Gruley applied the Page 69 Test to his new novel, Purgatory Bay, which is set in the same fictional Michigan town as Bleak Harbor, and reported the following:
Purgatory Bay is about a young woman named Jubilee Rathman who lives as a virtual recluse on a private bay near the town of Bleak Harbor, Michigan. She’s executing a diabolical plan to punish people she blames for ruining her life.

Page 69 recounts how and why Jubilee wound up in her bayside fortress with the help of her dead family’s attorney, E. Jonathan Phillips, or Phillie, as she calls him. The page is useful in several ways. We learn how a 29-year-old woman could afford such a property. We see how Phillie has become the one person outside her fortress playing a role in her life. The latter will become much more important later in the story.

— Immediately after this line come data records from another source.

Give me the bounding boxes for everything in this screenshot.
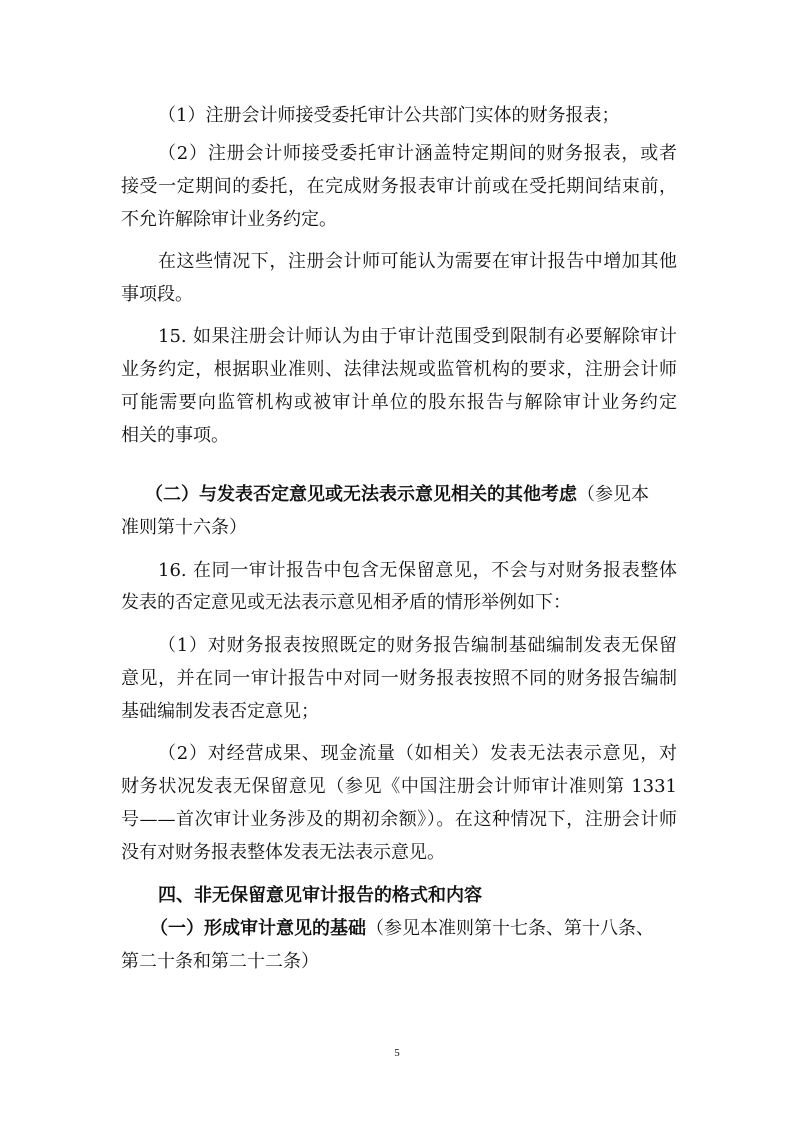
page-number: 5 — [394, 1047, 400, 1059]
paragraph-line: 发表的否定意见或无法表示意见相矛盾的情形举例如下： — [121, 592, 571, 613]
paragraph-line: 15. 如果注册会计师认为由于审计范围受到限制有必要解除审计 — [158, 326, 677, 347]
paragraph-line: （1）注册会计师接受委托审计公共部门实体的财务报表； — [158, 105, 620, 126]
paragraph-line: 接受一定期间的委托，在完成财务报表审计前或在受托期间结束前， — [121, 176, 677, 197]
paragraph-line: 准则第十六条） — [121, 517, 247, 538]
paragraph-line: 16. 在同一审计报告中包含无保留意见，不会与对财务报表整体 — [158, 560, 677, 581]
heading-normal-text: （参见本准则第十七条、第十八条、 — [366, 918, 654, 939]
heading-bold-text: （一）形成审计意见的基础 — [150, 918, 366, 939]
heading-normal-text: （参见本 — [577, 484, 649, 505]
paragraph-line: （2）注册会计师接受委托审计涵盖特定期间的财务报表，或者 — [158, 143, 677, 164]
paragraph-line: 不允许解除审计业务约定。 — [121, 209, 337, 230]
paragraph-line: 可能需要向监管机构或被审计单位的股东报告与解除审计业务约定 — [121, 392, 677, 413]
section-heading-1 — [150, 917, 677, 941]
paragraph-line: 基础编制发表否定意见； — [121, 701, 319, 722]
section-heading-2 — [145, 483, 677, 507]
paragraph-line: 意见，并在同一审计报告中对同一财务报表按照不同的财务报告编制 — [121, 668, 677, 689]
section-title: 四、非无保留意见审计报告的格式和内容 — [158, 885, 482, 906]
paragraph-line: 业务约定，根据职业准则、法律法规或监管机构的要求，注册会计师 — [121, 359, 677, 380]
paragraph-line: （1）对财务报表按照既定的财务报告编制基础编制发表无保留 — [158, 635, 677, 656]
paragraph-line: 相关的事项。 — [121, 425, 229, 446]
paragraph-line: 号——首次审计业务涉及的期初余额》）。在这种情况下，注册会计师 — [121, 809, 677, 830]
paragraph-line: 没有对财务报表整体发表无法表示意见。 — [121, 842, 445, 863]
paragraph-line: 第二十条和第二十二条） — [121, 951, 319, 972]
paragraph-line: 在这些情况下，注册会计师可能认为需要在审计报告中增加其他 — [158, 251, 677, 272]
paragraph-line: 事项段。 — [121, 284, 193, 305]
paragraph-line: 财务状况发表无保留意见（参见《中国注册会计师审计准则第 1331 — [121, 776, 677, 797]
heading-bold-text: （二）与发表否定意见或无法表示意见相关的其他考虑 — [145, 484, 577, 505]
paragraph-line: （2）对经营成果、现金流量（如相关）发表无法表示意见，对 — [158, 743, 677, 764]
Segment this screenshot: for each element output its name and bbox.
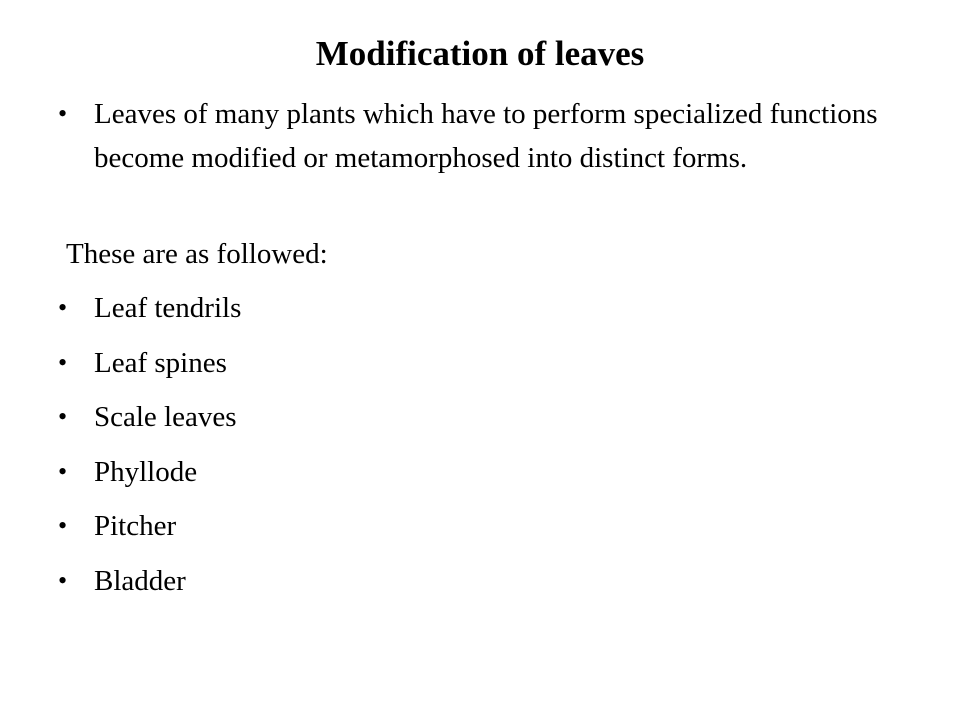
bullet-marker: •	[58, 293, 68, 322]
list-item	[58, 504, 241, 559]
intro-bullet	[58, 92, 918, 180]
bullet-marker: •	[58, 99, 68, 128]
list-item	[58, 559, 241, 614]
list-item-text: Leaf tendrils	[94, 292, 242, 324]
lead-in-text: These are as followed:	[66, 238, 328, 270]
bullet-marker: •	[58, 456, 68, 486]
bullet-marker: •	[58, 347, 68, 377]
list-item-text: Leaf spines	[94, 346, 227, 379]
bullet-marker: •	[58, 402, 68, 431]
slide-title: Modification of leaves	[315, 34, 645, 73]
list-item	[58, 341, 241, 396]
list-item-text: Scale leaves	[94, 401, 237, 433]
list-item	[58, 450, 241, 505]
list-item	[58, 395, 241, 450]
bullet-marker: •	[58, 511, 68, 540]
bullet-marker: •	[58, 565, 68, 595]
intro-bullet-text: Leaves of many plants which have to perform specialized functions become modified or metamorphosed into distinct forms.	[94, 98, 878, 174]
list-item-text: Phyllode	[94, 455, 198, 488]
list-item-text: Pitcher	[94, 510, 177, 542]
list-item-text: Bladder	[94, 564, 186, 597]
list-item	[58, 286, 241, 341]
modification-list	[58, 286, 241, 613]
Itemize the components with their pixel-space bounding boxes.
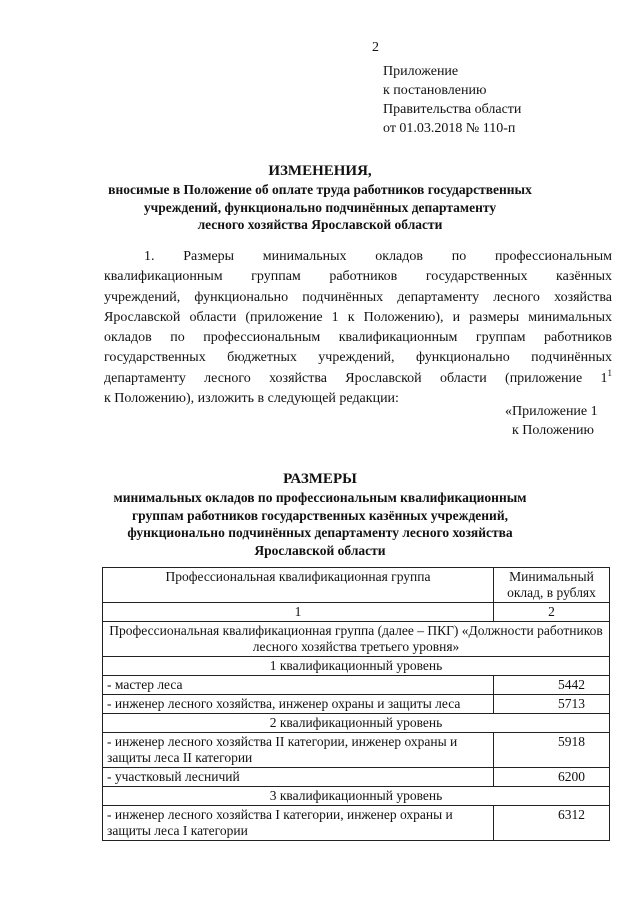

The page reinforces Jubilee’s self-imposed isolation: “She had nothing against the townspeople of Bleak Harbor that she didn’t have against almost any other human being. She just didn’t belong with others anymore.” And the heartbreaking recollection of how she dispensed with her glorious soccer past underscores the depth of her disaffection and, chillingly, of her commitment to her terrible mission.